AUSTIN, Tx. (KXAN) — A competitive chess player from Austin, Texas is competing this week in a national tournament in a bid to take home yet another championship.
Emily Nguyen, 16, has been playing competitively since she was 6, learning the game from her brother and then building her skills, taking on some of the best young players in the world.
“I used to play a lot when I was younger,” she said, “like go to tournaments, weekender tournaments in Houston and Dallas, and I was playing at two or three tournaments a month.”
As other hobbies and schoolwork have become a bigger part of her life, her time spent on the road has decreased, but she still manages three or four big tournaments each year.
The World Chess Federation ranks Nguyen 56th in the world among active female players under 18 years old, 36th in the U.S. among all active female players, and 5th in the U.S. among active girls under 18.
Her first big international win came in 2011 at the North American Youth Championship, where she brought home the trophy in the under-10 girl’s division. She hasn’t stopped winning since then.
The last two years she’s taken home the top prize at the Texas Scholastic Chess Championships for high school players around the state.
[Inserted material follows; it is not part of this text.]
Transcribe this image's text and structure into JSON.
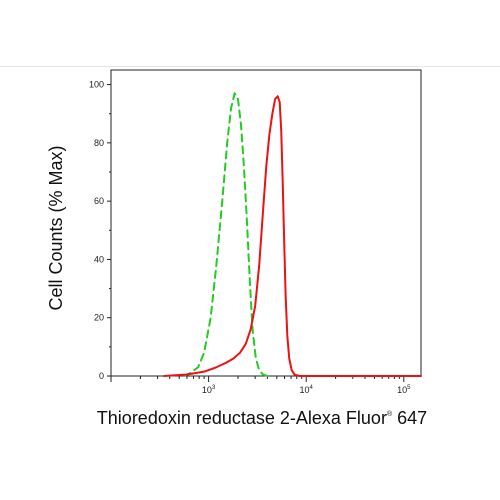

“I learn a little bit each tournament, like how I should prepare mentally,” Nguyen told KXAN.
This week, she’s in St. Louis for the U.S. Junior Championships, an invitational tournament featuring 10 of the best players across the country under 20 years old. She hopes to bring home another win when the competition wraps up on July 20.
The players will split more than $10,000 in prize money, with the winner taking home $3,000. The top player will also receive $10,000 in scholarship money to be used at any institution.
Nguyen won the tournament the first time she played it in 2016 and has placed third each of the last two years.
“I’m not really thinking toward the prize,” she said. “I’m just trying to play the best I can.”
That mindset will serve her well as the rising senior prepares to take a break from her chess training to start applying to colleges this fall. Several state schools offer chess scholarships, including the University of Texas at Dallas, UT Rio Grande Valley, and Texas Tech University, but Nguyen says she doesn’t want to pursue the game as a career.
“Chess will always be important to me, and I’m going to try to keep that in my life always,” she said, “but I feel like I don’t really want to go professional.”
For now, she’ll keep playing (and beating) her brother, taking on the top players in the world when she has time.